The Fastest Possible Lookup — O(1)#

You have 100 million users. Someone logs in with alice@gmail.com. You need to find her instantly.

What if instead of searching at all, you could just compute exactly where she is — in one step, regardless of how many rows exist?

That's a Hash Index. The database runs the email through a hash function, which produces a number. That number maps to a slot in a hash table, and that slot contains a pointer to the actual row.

hash("alice@gmail.com") → slot 4521847
slot 4521847            → pointer → actual row on disk
→ found Alice in 1 step ✓

No traversal, no searching, no comparisons. Just compute → jump. O(1).

How It's Stored — Two Levels of Indirection#

The hash index doesn't map directly to a physical position on disk — rows can move around as the database manages storage. Instead it maps to a slot in a hash table, and that slot stores a pointer to wherever the row actually lives.

Hash table (index):              Actual table (data):
slot 4521847 → ptr ──────────→  [alice@, London, 28, ...]
slot 892341  → ptr ──────────→  [bob@, NYC, 34, ...]
slot 234901  → ptr ──────────→  [charlie@, Paris, 22, ...]

When a new user is inserted, the row is written to disk wherever the database puts it — could be position 50,000,001. The hash index stores a pointer to that location:

New user alice@ inserted at disk position 50,000,001

hash("alice@gmail.com") → always produces slot 4521847
slot 4521847 → stores pointer → "row is at disk position 50,000,001"

The hash of a value always produces the same slot number — that never changes. If the row moves, just update the pointer. The slot stays the same.

hash(email) → slot in hash table → pointer → actual row on disk

The hash table never stores data — just pointers. Data always lives in the actual table. Same concept as a HashMap in Java or a dict in Python.

The Fatal Limitation — No Range Queries#

Hash index sounds perfect — O(1), instant lookups. So why not use it for everything?

Try to find all users whose email starts with "a":

hash("alice@gmail.com") → slot 4521847   ✓ exact match works
hash("a*")              → ???            ✗ you can't hash a pattern

Hash functions are one-way and unpredictable. alice@ and alicez@ produce completely different slot numbers — there's no ordering, no grouping, no relationship between similar values:

hash("alice@")  → 4521847
hash("alicez@") → 89234521   ← completely unrelated number

Values are scattered randomly across slots. There's no way to say "give me everything between these two hash values" — because there is no between. Hash values have no order.

Hash Index:
  ✓ WHERE email = 'alice@gmail.com'   → O(1), instant
  ✗ WHERE email LIKE 'a%'             → impossible
  ✗ WHERE age > 25                    → impossible
  ✗ WHERE date BETWEEN x AND y        → impossible
  ✗ ORDER BY any column               → impossible

Hash Index — runs the column value through a hash function to find a slot in a hash table. That slot stores a pointer to the actual row. O(1) exact lookup. Range queries completely impossible.

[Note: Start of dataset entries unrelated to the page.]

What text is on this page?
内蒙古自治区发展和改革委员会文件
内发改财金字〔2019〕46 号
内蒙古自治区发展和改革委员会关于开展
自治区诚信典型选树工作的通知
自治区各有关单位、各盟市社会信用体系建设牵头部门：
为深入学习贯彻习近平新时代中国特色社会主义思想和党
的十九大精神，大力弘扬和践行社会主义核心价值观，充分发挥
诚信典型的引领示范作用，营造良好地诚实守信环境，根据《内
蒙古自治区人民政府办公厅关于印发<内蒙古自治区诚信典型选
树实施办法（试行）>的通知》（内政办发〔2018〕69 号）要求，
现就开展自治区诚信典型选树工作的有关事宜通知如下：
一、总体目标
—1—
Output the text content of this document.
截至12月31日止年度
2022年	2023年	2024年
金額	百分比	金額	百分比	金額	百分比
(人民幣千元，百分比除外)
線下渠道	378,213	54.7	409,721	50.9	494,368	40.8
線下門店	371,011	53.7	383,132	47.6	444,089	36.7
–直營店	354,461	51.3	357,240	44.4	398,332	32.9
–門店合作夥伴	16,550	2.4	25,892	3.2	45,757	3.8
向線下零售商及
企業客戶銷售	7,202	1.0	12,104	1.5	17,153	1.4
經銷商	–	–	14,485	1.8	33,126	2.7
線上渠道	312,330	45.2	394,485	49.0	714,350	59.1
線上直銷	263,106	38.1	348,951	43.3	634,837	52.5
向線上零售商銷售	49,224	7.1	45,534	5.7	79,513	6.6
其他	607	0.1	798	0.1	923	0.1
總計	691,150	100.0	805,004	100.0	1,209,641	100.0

Hash index is only worth using when you know with certainty you will only ever need exact lookups on that column — never ranges, never LIKE, never ORDER BY. For everything else, you need a different index structure — one that keeps values sorted.

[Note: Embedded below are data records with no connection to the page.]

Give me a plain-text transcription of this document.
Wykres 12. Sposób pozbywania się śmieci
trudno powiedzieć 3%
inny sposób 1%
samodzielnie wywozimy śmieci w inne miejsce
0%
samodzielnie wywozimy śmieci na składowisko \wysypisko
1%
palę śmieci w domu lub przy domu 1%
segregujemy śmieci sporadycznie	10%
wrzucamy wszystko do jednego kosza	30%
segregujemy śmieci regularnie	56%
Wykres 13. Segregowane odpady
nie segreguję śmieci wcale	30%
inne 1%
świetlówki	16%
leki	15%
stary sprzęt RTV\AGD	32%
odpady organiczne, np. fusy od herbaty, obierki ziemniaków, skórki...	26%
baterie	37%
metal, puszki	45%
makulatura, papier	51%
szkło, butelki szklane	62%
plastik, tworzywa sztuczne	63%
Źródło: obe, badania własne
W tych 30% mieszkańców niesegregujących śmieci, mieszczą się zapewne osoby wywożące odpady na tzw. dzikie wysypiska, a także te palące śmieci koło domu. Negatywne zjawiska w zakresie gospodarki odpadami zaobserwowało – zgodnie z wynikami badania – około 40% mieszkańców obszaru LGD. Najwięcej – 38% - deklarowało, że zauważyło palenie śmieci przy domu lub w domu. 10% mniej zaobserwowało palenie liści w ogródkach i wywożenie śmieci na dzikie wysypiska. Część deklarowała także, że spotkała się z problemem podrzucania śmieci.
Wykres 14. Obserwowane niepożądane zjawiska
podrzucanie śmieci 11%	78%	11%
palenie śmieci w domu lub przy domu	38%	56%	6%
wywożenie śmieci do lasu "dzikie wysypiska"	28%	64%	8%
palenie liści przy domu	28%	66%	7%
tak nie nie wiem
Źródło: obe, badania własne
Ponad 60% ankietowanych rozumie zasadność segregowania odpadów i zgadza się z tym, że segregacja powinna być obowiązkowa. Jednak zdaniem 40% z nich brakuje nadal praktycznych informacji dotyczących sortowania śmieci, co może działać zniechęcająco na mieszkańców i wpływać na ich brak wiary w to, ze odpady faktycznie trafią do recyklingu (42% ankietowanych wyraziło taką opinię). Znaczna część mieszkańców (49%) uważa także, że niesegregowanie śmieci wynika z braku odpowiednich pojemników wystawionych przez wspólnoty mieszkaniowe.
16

When to Actually Use a Hash Index#

The limitation is real — but so is the O(1) speed. The systems where hash indexes shine are the ones where every query is an exact match and range queries simply never happen.

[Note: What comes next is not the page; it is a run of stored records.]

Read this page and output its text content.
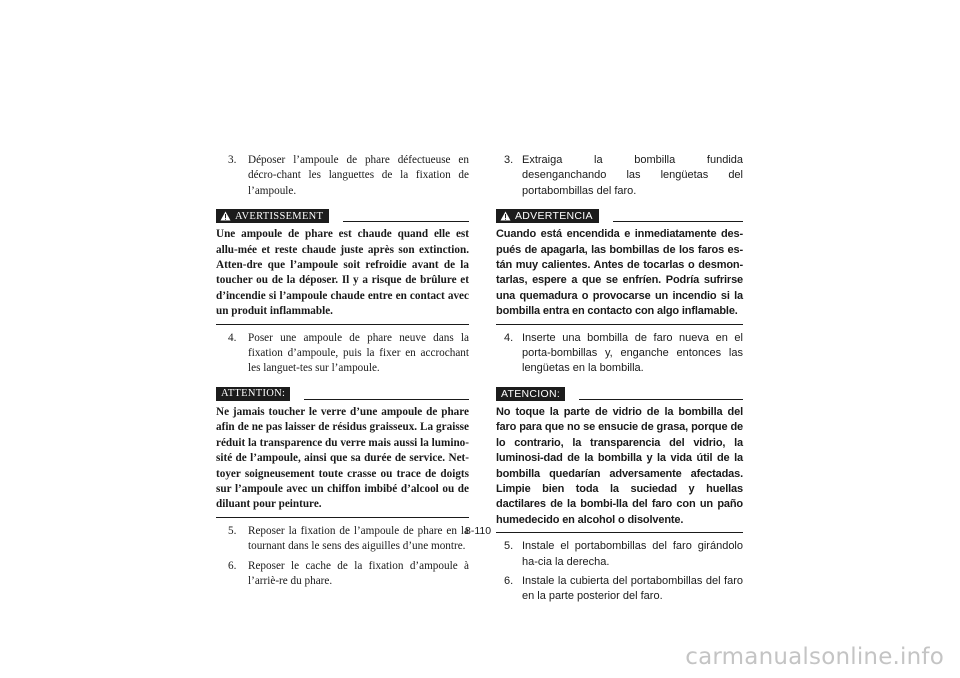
3.	Déposer l’ampoule de phare défectueuse en décro-chant les languettes de la fixation de l’ampoule.
AVERTISSEMENT
Une ampoule de phare est chaude quand elle est allu-mée et reste chaude juste après son extinction. Atten-dre que l’ampoule soit refroidie avant de la toucher ou de la déposer. Il y a risque de brûlure et d’incendie si l’ampoule chaude entre en contact avec un produit inflammable.
4.	Poser une ampoule de phare neuve dans la fixation d’ampoule, puis la fixer en accrochant les languet-tes sur l’ampoule.
ATTENTION:
Ne jamais toucher le verre d’une ampoule de phare afin de ne pas laisser de résidus graisseux. La graisse réduit la transparence du verre mais aussi la lumino-sité de l’ampoule, ainsi que sa durée de service. Net-toyer soigneusement toute crasse ou trace de doigts sur l’ampoule avec un chiffon imbibé d’alcool ou de diluant pour peinture.
5.	Reposer la fixation de l’ampoule de phare en la tournant dans le sens des aiguilles d’une montre.
6.	Reposer le cache de la fixation d’ampoule à l’arriè-re du phare.
3. Extraiga la bombilla fundida desenganchando las lengüetas del portabombillas del faro.
ADVERTENCIA
Cuando está encendida e inmediatamente des-pués de apagarla, las bombillas de los faros es-tán muy calientes. Antes de tocarlas o desmon-tarlas, espere a que se enfríen. Podría sufrirse una quemadura o provocarse un incendio si la bombilla entra en contacto con algo inflamable.
4. Inserte una bombilla de faro nueva en el porta-bombillas y, enganche entonces las lengüetas en la bombilla.
ATENCION:
No toque la parte de vidrio de la bombilla del faro para que no se ensucie de grasa, porque de lo contrario, la transparencia del vidrio, la luminosi-dad de la bombilla y la vida útil de la bombilla quedarían adversamente afectadas. Limpie bien toda la suciedad y huellas dactilares de la bombi-lla del faro con un paño humedecido en alcohol o disolvente.
5. Instale el portabombillas del faro girándolo ha-cia la derecha.
6. Instale la cubierta del portabombillas del faro en la parte posterior del faro.
8-110
carmanualsonline.info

Session stores / auth tokens

WHERE session_token = 'abc123xyz'

You always look up a session by exact token. Never "give me all sessions after 3pm." Hash index is perfect — millions of logins per second, O(1) every time. Redis does exactly this.

User login — email lookup

WHERE email = 'alice@gmail.com'

Login is always exact match. You never query WHERE email LIKE 'a%'. Pure O(1), no range queries ever needed.

Cache / key-value lookups

GET user:4521847

Every cache lookup is exact key → value. This is why Redis is built entirely on hash tables internally — it's a system designed exclusively for exact lookups at speed.

The pattern is the same across all three: you have a key you know exactly, and you just need the value back fast. No filtering, no sorting, no ranges. The moment your query needs anything other than =, you're back to B+ Tree.